Well, here's a shocker:
The Kansas Board for Discipline of Attorneys released a complaint Tuesday claiming [Phill] Kline committed "breaches of trust of his public office" and professional misconduct during his investigations of [Dr. George] Tiller.
The board claims Kline and his deputy prosecutors broke seven Rules of Professional Conduct, including conflict of interest, competence in dealing with complex issues, handling of sensitive documents and misleading judges. The complaint also cites Kline for making improper public comments about ongoing investigations.
Who is Phill Kline? He's the former Attorney General for the State of Kansas, who spent years investigating Dr. George Tiller for allegedly performing illegal abortions. Oh, and he's been called to testify in the Scott Roeder trial.
The defense has subpoenaed former Kansas Attorney General Phill Kline, who plans to testify that he reviewed patient medical records and found evidence Dr. Tiller was illegally aborting "viable, unborn children," a spokesman for Mr. Kline said.
Dr. Tiller was acquitted of all charges, but that doesn't seem to matter, because Kline will be testifying about his investigation anyway, an investigation that is now under investigation itself for its questionable tactics, which included aggressively trying to identify the names of Dr. Tiller's patients by subpoenaing their private medical records and seeking the names of guests who stayed at the La Quinta Inn near Dr. Tiller's clinic.

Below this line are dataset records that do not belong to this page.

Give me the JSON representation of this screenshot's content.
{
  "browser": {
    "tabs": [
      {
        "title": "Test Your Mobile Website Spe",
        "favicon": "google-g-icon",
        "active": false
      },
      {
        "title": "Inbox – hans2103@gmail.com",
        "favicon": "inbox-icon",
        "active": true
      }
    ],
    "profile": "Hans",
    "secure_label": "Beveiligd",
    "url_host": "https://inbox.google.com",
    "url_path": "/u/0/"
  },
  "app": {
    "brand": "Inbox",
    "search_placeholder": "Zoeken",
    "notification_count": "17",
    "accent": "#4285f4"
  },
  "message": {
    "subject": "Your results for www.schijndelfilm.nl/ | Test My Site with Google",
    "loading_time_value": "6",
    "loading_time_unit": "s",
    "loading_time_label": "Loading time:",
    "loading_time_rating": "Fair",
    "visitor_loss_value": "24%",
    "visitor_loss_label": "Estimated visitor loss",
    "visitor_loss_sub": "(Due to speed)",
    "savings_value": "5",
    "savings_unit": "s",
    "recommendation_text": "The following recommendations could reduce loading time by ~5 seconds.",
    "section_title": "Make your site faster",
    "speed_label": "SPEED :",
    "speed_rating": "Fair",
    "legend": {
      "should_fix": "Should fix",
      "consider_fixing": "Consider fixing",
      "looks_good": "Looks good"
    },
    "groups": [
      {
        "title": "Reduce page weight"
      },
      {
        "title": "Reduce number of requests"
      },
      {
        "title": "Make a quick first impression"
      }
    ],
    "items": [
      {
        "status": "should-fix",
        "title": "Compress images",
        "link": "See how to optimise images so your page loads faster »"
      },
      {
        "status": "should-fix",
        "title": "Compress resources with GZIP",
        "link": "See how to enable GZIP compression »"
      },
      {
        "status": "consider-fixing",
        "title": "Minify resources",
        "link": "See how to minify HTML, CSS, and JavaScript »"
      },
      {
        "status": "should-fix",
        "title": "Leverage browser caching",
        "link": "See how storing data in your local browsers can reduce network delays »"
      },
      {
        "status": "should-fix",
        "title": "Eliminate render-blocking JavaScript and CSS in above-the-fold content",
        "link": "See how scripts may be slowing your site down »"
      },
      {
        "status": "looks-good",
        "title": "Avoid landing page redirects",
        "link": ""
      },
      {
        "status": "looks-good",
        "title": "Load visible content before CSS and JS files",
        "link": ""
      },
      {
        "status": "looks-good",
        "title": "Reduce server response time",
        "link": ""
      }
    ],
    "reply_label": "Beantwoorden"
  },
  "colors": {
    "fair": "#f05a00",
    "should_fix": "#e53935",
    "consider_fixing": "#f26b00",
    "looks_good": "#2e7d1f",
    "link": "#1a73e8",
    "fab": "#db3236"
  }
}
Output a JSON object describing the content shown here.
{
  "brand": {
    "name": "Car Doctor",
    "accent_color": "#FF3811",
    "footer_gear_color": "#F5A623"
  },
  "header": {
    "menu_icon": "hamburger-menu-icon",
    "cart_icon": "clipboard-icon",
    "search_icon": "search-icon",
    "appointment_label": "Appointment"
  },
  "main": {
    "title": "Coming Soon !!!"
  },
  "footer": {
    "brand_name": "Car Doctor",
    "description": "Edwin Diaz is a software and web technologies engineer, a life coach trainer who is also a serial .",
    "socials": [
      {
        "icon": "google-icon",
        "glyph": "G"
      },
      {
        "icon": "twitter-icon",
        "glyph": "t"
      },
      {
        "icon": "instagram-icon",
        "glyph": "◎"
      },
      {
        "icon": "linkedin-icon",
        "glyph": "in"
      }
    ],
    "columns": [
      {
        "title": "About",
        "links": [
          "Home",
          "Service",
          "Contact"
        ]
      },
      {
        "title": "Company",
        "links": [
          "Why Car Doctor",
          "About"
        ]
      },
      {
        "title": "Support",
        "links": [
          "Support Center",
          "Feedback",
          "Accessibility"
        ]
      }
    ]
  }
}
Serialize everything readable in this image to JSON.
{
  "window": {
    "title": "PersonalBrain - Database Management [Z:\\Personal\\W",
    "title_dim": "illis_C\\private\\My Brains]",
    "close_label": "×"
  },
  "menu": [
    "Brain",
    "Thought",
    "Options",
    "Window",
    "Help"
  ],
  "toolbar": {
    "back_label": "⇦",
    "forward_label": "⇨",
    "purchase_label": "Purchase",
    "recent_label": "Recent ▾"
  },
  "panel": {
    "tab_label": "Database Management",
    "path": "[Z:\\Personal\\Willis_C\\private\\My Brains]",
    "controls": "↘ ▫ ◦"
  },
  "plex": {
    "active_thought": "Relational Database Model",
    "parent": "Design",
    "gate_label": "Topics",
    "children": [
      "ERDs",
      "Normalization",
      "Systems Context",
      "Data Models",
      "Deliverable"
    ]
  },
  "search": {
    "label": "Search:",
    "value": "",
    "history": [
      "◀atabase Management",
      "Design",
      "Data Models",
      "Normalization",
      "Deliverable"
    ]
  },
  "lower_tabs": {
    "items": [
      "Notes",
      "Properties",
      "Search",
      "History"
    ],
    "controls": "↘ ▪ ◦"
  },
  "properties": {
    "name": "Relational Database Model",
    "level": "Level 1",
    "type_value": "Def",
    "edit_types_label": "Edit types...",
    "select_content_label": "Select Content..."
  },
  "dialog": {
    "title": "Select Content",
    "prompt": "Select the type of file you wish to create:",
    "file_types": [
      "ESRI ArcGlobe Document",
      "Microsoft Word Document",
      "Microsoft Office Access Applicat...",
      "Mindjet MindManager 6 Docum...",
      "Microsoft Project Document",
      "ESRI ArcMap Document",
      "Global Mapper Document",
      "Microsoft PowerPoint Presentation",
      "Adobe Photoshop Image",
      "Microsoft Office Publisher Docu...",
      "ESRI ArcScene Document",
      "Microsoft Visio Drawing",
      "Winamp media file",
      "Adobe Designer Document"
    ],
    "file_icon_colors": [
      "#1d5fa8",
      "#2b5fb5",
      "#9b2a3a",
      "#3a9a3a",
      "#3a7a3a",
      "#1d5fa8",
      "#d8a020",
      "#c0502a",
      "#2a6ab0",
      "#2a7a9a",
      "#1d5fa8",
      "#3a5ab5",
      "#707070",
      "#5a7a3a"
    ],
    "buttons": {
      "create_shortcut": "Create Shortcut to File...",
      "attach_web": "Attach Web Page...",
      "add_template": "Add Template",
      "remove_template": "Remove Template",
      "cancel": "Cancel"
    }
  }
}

In 2005, the complaint said, Kline's office tried to identify women who were having abortions at Tiller's clinic by "staking out the clinic, following visitors and employees to their vehicles and recording automobile license plate numbers."
"Attempts were made to run the numbers through state agencies in order to identify the name of the driver," the complaint said.
Charming, eh? But that's not all.
The complaint also points to Kline's appearance on Fox's "The O'Reilly Factor" with Bill O'Reilly. Kline spoke about the contents of records obtained from the clinic, after the Kansas Supreme Court told him to "resist any impulse to further publicize the respective legal positions," the complaint said.
Despite the failure of Kline's investigation to actually turn up any -- what's the word? -- oh yeah, proof of wrongdoing, Kline will be permitted to testify at the Roeder trial. Because as the judge has made clear, Roeder has the legal right to argue that he shot Dr. Tiller in cold blood in his church to protect the "preborn" from the "imminent" danger of Dr. Tiller performing a legal medical procedure.